Friday, July 2, 2010

The Ellensburg sky for the week of 7/3/10

Saturday: Tomorrow night, while you are looking at an explosion of fireworks, the NASA spacecraft Kepler may be looking at an “explosion” of exoplanets. So far, Kepler has found evidence of more than 700 stars being dimmed by their planets crossing in front of them and blocking light. Astronomers still need to compare the pattern of dimming with the potential pattern of star wobble caused by being tugged on by one or more planets before that can say for certain that have actually found planets orbiting these stars. But if even half of these stars show the characteristic wobble, it will nearly double the number of planets known to orbit other stars, also known as exoplanets. And this is only the beginning. The Kepler spacecraft is monitoring the brightness of over 156,000 stars in the constellations Cygnus the swan and Lyra the lyre. This region is midway between the bright stars Deneb and Vega. It is about the size of your hand held at arm’s length and is about six fists held upright and at arm’s length above due east at 11 p.m.

Sunday: This morning’s last quarter Moon is in the constellation Pisces the fish.

Monday: Mars and Saturn are moving towards each other in the night sky. At 10 p.m., Mars is one and a half fists above the west-southwest horizon. Saturn is a fist to the upper left of Mars and a little more than two fists above the southwest horizon.

Tuesday: Hot enough for you? Don’t blame the Earth-Sun distance. Surprisingly, the overall temperature of the Earth is slightly higher in July, when the Earth is farthest from the Sun, than in January, when it is closest. That’s because in July, the Northern Hemisphere is tilted towards the Sun. (This is the real cause of the seasons.) The Northern Hemisphere has more land than the Southern Hemisphere. Thus, in July, the large amount of Northern Hemisphere land heats up the entire Earth about two degrees Celsius warmer than in January. In January, the watery Southern Hemisphere is tilted toward the Sun. But, water does not heat up as fast as land so the Earth is a few degrees cooler. If you are one of those people who measures twice and cuts once, the Earth-Sun distance is 152.1 million kilometers today. The Earth-Sun distance is 152.1 million kilometers. Now cut.

Wednesday: Last week, I speculated about which planet Regulus, the “little king” star in the constellation Leo, would chose to hang out with in the sky. Over the next few nights, you’ll see that choice and it is Venus. Venus and Regulus will be side-by-side, one fist above the west horizon at 10 p.m., for the rest of the week.

Thursday: Ripped from the headlines: The Moon wakes up with seven sisters this morning! The Seven Sisters, also known as the Pleiades, is a bright open star cluster in the constellation Taurus.
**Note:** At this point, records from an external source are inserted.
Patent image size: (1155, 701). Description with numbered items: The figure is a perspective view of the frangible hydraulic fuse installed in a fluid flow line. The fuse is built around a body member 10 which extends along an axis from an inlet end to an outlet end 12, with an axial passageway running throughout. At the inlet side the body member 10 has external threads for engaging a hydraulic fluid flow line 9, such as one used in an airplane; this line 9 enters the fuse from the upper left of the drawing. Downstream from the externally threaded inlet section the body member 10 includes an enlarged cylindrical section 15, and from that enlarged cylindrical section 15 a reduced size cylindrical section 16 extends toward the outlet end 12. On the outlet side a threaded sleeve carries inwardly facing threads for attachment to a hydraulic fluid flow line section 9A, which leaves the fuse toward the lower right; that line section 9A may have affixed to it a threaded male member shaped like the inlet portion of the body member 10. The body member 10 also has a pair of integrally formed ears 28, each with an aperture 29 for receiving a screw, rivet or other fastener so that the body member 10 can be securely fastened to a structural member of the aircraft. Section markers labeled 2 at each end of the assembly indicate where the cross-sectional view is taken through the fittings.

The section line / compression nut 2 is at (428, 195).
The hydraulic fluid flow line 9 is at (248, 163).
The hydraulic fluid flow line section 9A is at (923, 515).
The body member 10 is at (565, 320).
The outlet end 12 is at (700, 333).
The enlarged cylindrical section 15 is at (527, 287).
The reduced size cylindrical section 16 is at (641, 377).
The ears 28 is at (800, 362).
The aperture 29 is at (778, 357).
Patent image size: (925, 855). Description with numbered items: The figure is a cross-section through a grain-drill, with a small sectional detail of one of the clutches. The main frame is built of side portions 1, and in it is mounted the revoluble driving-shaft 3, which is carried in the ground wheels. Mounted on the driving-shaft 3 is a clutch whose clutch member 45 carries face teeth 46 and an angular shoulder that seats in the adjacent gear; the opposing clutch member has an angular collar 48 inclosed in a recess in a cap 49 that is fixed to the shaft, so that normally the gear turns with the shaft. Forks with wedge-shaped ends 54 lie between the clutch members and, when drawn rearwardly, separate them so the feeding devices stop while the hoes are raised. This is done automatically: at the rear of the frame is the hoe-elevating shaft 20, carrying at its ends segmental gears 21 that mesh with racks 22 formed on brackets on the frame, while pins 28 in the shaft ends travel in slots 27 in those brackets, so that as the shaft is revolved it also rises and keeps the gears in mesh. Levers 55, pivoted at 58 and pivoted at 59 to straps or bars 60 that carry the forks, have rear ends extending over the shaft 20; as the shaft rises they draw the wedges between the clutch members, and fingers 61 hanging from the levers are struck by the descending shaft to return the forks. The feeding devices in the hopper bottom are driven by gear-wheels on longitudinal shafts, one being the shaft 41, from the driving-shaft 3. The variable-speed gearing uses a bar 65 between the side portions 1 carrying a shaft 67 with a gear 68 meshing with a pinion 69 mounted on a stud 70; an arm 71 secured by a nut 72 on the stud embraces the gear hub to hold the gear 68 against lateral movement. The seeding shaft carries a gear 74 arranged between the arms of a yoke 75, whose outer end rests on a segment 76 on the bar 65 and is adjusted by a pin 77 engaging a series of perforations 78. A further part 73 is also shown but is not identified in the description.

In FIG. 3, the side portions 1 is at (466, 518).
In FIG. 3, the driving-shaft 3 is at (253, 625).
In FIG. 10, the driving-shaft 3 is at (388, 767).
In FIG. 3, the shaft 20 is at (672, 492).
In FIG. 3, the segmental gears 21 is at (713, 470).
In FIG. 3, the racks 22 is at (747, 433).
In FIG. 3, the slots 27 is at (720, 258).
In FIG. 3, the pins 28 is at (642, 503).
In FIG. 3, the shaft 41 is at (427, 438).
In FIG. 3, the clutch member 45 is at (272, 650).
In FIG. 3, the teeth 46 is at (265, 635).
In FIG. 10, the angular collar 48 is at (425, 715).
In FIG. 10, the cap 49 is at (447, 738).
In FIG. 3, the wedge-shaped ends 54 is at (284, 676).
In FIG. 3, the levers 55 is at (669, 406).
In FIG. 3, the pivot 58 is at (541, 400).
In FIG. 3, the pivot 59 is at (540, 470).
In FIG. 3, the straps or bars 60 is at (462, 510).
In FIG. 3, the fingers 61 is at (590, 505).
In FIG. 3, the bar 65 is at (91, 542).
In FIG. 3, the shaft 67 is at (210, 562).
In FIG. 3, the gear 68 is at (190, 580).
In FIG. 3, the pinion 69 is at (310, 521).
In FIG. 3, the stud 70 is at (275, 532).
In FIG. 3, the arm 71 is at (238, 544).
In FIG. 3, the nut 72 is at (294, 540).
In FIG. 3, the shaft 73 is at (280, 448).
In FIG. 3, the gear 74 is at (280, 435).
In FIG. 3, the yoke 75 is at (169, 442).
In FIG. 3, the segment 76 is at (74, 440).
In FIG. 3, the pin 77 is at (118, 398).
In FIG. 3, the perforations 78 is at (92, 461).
However, you’ll need binoculars to get a good view of the Pleiades this morning since its stars will be obscured by the moon glow. The Pleiades is about a finger width above the moon at 4 a.m. See, getting up early allows you to start rumors.

Friday: Jupiter is finally rising in the evening sky… if you define evening as 11:56 p.m. Still, you don’t have to stay up extremely late to see it. By 1 a.m., it is one fist above the east horizon.

The positional information in this column about stars and planets is typically accurate for the entire week.